M/V Tustumena at Kodiak dock. Photo by Gordon Leggett via
M/V Tustumena at Kodiak dock. Photo by Gordon Leggett via

For the first time, money from ticket sales and revenue coming in from passengers using the Alaska Marine Highway System, known as toll credits, will fund ferry and marine highway projects across the state. That’s in part due to recent eligibility changes within a Federal Highway Administration program.

Last week on April 4, the Alaska Department of Transportation and Public Facilities announced it was approved to utilize toll credits, as state matching funds for critical transportation projects.

Shannon McCarthy, the communications director for the Alaska DOT&PF, explained how a toll credit can be used in lieu of the state spending more money on Alaska Marine Highway System projects.

“The toll credits aren’t actually money; they just allow us [DOT] to meet the requirements that the state doesn’t have to put in additional state dollars,” McCarthy said. “So then we can use the federal funds that we normally get, we apply the toll credit, and then we could use other funding; for example like the ferry boat money, or the Surface Transportation Block Grant funding.”

The ferry boat formula funds are a separate source of federal funding that go towards construction or improvements to ferryboats or ferry terminal facilities around the U.S.
According to McCarthy, Alaska receives roughly $20 million to $35 million in ferry boat funds each year.

McCarthy said this is the first time the state has been able to use the toll credit program for Alaska Marine Highway System projects. Mainly because the federal program had strict requirements but the law was recently changed so that Alaska could qualify.

Towards the end of March, the DOT incorrectly included millions of dollars from ferry ticket sales within the Statewide Transportation Improvement Plan [STIP], which was rejected by the Federal Highway Administration [FHWA]. McCarthy noted this was due to a miscommunication between FHWA and DOT, which led to the state mistakenly creating a separate STIP project for the toll credits. The state is now approved to use $19.8 million from ferry ticket sales or toll credits as Alaska’s 10% portion needed to match other federal funds coming in for improvements to the AMHS.

McCarthy says this allows DOT to fund a dozen Alaska projects that have been approved by the Federal Highway Administration to use toll credits for the state match requirements. That includes the Tustumena Replacement Vessel, with the vast majority of the money coming from federal sources. The Federal Transit Administration awarded $92,786,400 towards the TRV project back in 2023 through the administration’s Rural Ferry Program.

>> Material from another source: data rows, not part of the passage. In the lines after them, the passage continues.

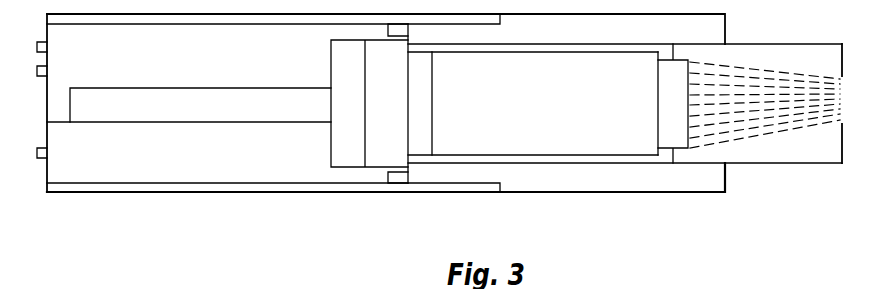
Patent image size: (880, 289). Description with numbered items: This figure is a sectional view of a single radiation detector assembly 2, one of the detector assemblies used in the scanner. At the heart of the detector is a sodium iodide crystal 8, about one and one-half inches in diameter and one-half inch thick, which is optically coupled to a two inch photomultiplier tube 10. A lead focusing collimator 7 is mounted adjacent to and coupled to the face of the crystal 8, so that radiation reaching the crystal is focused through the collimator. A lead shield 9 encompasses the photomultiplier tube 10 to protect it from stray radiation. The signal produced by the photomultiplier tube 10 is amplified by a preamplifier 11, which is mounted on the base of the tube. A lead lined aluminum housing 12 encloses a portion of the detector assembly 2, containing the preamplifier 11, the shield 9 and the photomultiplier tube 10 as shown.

The radiation detector assembly 2 is at (286, 158).
The lead focusing collimator 7 is at (810, 152).
The sodium iodide crystal 8 is at (674, 139).
The lead shield 9 is at (567, 180).
The photomultiplier tube 10 is at (463, 142).
The preamplifier 11 is at (160, 96).
The lead lined aluminum housing 12 is at (258, 193).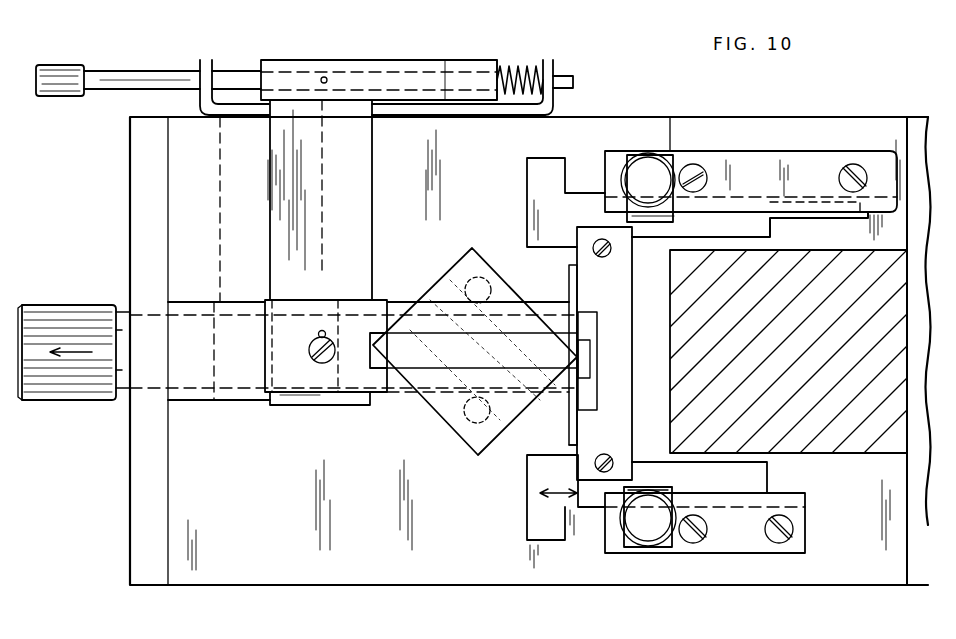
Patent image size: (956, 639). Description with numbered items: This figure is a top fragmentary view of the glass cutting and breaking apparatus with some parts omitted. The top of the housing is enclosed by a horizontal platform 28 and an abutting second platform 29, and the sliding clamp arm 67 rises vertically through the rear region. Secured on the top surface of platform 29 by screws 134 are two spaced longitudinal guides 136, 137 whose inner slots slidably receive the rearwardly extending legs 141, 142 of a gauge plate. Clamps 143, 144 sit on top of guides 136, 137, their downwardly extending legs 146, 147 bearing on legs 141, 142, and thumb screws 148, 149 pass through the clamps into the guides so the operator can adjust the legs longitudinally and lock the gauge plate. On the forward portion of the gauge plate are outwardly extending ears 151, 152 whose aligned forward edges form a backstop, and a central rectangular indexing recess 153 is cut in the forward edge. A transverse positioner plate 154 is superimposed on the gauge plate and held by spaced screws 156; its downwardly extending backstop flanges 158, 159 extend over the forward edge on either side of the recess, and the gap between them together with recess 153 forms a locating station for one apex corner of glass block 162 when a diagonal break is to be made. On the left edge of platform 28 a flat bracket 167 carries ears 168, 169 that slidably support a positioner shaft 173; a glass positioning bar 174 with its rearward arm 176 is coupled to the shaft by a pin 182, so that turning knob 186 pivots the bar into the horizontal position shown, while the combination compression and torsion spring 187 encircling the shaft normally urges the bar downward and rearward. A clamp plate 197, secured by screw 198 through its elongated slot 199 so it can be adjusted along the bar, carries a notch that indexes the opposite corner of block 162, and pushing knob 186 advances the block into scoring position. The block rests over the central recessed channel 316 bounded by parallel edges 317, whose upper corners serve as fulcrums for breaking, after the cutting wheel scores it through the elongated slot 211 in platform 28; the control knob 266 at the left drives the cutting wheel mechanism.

“[The toll credit program is] going to be an incredible benefit to the Alaska Marine Highway System,” McCarthy said. “It gives the State of Alaska, Alaska DOT, a lot of flexibility when it comes to funding these really important capital upgrades that have been sorely needed.”

Other approved projects include ferry terminal rehabilitation in communities like Kake and Angoon, as well as upgrades on several ferries such as the M/V Matanuska, and the complete replacement of the M/V Tustumena.

It is unclear when construction on the Tustumena Replacement Vessel will begin but an estimated timeline plans for the new ferry to be finished in 2027. The Tusty is currently dry docked for its annual winter overhaul through April 30, before it is scheduled to resume sailings to Kodiak Island communities of Port Lions, Ouzinkie, and Kodiak.